Consider the contrast between two groups of Democrats, in Wisconsin and in the nation’s capital.

Washington Democrats, including President Obama, have allowed conservative Republicans to dominate the budget debate so far. As long as the argument is over who will cut more from federal spending, conservatives win. Voters may think the GOP is going too far, but when it comes to dollar amounts, they know Republicans will always cut more.

In Wisconsin, by contrast, 14 Democrats in the state Senate defined the political argument on their own terms – and they are winning it.

By leaving Madison rather than providing a quorum to pass Gov. Scott Walker’s assault on collective bargaining for public employees, the Wisconsin 14 took a big risk. Yet to the surprise of establishment politicians, voters have sided with the itinerant senators and the unions against a Republican governor who has been successfully portrayed as an inflexible ideologue. And in using questionable tactics to force the antiunion provision through the Senate on Wednesday, Republicans may win a procedural round but lose further ground in public opinion.
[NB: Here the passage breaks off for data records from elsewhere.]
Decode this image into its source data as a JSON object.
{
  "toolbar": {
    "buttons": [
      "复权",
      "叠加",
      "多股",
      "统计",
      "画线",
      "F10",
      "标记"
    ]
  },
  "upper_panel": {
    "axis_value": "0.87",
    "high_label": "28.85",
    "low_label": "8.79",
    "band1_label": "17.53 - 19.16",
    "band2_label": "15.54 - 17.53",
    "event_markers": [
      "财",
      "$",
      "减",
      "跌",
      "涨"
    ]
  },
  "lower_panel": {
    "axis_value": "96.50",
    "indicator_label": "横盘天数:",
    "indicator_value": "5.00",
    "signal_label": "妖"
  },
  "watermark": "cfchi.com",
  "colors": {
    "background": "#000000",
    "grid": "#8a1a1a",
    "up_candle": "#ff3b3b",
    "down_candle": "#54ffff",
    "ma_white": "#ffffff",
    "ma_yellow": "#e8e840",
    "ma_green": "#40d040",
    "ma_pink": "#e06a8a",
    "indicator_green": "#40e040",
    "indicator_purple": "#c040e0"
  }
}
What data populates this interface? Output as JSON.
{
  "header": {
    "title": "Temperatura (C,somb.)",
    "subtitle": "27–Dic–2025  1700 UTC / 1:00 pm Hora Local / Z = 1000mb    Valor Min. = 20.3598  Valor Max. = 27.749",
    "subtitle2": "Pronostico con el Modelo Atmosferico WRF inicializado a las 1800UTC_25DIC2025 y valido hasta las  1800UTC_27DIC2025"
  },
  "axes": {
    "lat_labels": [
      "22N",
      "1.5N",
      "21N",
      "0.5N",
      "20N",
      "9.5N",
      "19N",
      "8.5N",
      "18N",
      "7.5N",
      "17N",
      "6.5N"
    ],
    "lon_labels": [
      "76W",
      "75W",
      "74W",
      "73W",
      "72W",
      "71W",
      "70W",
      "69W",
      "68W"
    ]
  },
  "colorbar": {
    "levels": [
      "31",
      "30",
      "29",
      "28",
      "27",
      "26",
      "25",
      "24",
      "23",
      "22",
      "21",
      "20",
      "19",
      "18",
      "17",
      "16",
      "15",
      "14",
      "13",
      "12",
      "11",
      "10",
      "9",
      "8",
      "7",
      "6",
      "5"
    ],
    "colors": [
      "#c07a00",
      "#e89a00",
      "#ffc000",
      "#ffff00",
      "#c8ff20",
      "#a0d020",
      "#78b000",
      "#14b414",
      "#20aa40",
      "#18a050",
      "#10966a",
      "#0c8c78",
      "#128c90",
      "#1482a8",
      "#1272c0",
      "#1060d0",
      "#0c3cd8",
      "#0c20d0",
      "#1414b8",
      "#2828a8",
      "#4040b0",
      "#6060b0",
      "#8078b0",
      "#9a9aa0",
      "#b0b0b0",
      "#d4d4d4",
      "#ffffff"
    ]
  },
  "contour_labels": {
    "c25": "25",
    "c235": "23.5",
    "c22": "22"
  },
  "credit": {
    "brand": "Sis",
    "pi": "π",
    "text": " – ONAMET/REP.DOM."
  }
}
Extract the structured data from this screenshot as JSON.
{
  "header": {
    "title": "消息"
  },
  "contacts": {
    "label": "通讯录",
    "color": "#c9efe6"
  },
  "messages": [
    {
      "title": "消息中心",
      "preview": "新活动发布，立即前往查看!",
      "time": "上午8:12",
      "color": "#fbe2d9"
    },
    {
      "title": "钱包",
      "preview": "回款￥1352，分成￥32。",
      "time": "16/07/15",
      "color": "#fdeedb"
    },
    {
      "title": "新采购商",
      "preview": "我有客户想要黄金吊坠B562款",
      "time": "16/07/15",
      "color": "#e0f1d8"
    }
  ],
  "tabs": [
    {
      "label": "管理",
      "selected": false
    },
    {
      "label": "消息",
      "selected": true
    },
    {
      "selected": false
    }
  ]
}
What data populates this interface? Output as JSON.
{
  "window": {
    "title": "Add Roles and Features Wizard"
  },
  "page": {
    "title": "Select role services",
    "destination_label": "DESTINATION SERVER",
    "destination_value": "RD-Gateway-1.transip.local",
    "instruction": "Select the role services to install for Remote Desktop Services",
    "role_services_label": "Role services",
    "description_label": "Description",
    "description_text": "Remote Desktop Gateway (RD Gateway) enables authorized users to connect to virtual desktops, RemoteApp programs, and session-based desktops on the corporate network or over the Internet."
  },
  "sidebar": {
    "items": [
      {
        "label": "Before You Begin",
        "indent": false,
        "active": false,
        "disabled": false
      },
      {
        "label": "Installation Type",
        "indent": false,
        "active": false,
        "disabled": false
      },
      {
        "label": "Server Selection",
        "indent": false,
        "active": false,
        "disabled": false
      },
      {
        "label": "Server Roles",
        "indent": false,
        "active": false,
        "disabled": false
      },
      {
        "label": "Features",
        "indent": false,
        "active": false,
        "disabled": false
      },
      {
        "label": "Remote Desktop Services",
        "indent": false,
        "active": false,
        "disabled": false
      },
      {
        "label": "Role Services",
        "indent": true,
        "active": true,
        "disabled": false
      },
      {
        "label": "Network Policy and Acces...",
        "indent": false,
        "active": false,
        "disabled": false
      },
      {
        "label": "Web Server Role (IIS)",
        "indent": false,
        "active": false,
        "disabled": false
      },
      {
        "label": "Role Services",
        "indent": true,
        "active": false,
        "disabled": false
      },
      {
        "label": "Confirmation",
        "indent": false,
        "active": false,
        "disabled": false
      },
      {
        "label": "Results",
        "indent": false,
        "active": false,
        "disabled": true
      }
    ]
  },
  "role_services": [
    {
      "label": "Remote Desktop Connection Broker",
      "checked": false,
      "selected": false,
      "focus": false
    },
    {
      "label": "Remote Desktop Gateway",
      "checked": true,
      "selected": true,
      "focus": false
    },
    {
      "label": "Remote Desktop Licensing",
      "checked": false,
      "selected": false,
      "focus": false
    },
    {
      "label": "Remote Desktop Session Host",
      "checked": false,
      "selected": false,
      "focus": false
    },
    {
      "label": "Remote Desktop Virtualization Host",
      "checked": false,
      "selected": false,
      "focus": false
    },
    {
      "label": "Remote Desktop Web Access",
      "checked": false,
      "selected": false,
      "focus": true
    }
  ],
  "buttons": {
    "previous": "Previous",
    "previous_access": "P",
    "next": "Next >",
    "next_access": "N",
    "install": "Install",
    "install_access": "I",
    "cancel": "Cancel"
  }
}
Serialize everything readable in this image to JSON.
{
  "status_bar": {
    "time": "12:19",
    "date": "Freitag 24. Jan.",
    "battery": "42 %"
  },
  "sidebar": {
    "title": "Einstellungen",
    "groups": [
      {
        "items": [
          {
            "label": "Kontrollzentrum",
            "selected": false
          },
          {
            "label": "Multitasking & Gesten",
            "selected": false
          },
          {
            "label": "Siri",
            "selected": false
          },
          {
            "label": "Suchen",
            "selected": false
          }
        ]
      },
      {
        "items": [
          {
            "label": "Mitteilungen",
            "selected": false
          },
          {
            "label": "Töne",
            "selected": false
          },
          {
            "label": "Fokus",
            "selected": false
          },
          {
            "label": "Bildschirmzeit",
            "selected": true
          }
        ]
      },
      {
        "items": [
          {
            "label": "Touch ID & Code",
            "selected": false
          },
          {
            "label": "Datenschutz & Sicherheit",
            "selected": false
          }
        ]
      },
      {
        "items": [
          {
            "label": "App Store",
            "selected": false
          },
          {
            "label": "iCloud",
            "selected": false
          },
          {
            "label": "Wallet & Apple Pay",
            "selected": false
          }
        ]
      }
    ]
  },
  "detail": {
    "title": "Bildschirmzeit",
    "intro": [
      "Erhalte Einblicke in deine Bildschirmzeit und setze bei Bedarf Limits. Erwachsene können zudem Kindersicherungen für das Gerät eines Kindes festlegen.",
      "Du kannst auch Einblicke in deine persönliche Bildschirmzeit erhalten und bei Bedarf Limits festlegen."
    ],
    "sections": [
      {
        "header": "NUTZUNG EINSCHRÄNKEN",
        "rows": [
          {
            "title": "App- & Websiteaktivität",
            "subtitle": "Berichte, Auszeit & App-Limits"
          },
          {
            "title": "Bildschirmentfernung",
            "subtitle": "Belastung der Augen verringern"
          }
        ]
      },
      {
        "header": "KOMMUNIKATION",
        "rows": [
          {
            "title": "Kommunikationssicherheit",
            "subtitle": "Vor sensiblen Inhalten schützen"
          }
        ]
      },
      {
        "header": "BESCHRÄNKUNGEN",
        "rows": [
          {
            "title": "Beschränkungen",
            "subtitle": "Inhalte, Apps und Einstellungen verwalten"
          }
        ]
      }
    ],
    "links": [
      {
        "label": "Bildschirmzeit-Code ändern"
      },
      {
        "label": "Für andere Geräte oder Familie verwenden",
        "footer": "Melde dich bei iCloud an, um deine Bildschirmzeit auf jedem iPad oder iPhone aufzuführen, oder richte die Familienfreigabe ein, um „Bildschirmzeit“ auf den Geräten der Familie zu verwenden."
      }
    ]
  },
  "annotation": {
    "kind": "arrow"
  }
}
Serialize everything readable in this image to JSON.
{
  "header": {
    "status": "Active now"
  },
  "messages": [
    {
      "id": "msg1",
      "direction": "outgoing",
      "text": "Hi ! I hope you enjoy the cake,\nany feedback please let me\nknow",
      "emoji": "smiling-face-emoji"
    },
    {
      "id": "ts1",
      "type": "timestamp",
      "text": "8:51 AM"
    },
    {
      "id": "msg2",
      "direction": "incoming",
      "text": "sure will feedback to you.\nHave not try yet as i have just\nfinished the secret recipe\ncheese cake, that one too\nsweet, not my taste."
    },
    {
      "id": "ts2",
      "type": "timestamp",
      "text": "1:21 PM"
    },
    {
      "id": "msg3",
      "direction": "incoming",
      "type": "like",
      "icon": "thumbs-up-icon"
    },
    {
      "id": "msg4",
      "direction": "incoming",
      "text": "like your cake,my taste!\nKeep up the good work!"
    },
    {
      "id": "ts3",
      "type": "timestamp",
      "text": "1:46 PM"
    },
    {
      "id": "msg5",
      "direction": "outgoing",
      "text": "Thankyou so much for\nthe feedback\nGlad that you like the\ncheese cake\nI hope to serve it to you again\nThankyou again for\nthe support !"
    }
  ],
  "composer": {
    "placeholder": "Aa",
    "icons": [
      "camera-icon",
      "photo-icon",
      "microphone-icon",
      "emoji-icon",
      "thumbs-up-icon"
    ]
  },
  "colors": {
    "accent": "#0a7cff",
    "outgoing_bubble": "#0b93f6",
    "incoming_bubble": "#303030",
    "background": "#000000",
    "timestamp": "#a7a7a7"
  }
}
Here’s the key to the Wisconsin battle: For the first time in a long time, blue-collar Republicans – once known as Reagan Democrats – have been encouraged to remember what they think is wrong with conservative ideology. Working-class voters, including many Republicans, want no part of Walker’s war.

A nationwide Pew Research Center survey released last week, for example, showed Americans siding with the unions over Walker by a margin of 42 percent to 31 percent. Walker’s 31 percent was well below the GOP’s typical base vote because 17 percent of self-described Republicans picked the unions over their party’s governor.

At my request, Pew broke the numbers down by education and income and, sure enough, Walker won support from fewer than half of Republicans in two overlapping groups: those with incomes under $50,000 and those who did not attend college. Walker’s strongest support came from the wealthier and those with college educations, i.e., country club Republicans.

Republicans cannot afford to hemorrhage blue-collar voters. In a seminal article in the Weekly Standard six years ago, conservative writers Reihan Salam and Ross Douthat observed: “This is the Republican Party of today – an increasingly working-class party, dependent for its power on supermajorities of the white working-class vote, and a party whose constituents are surprisingly comfortable with bad-but-popular liberal ideas like raising the minimum wage, expanding clumsy environmental regulations, or hiking taxes on the wealthy to fund a health care entitlement.”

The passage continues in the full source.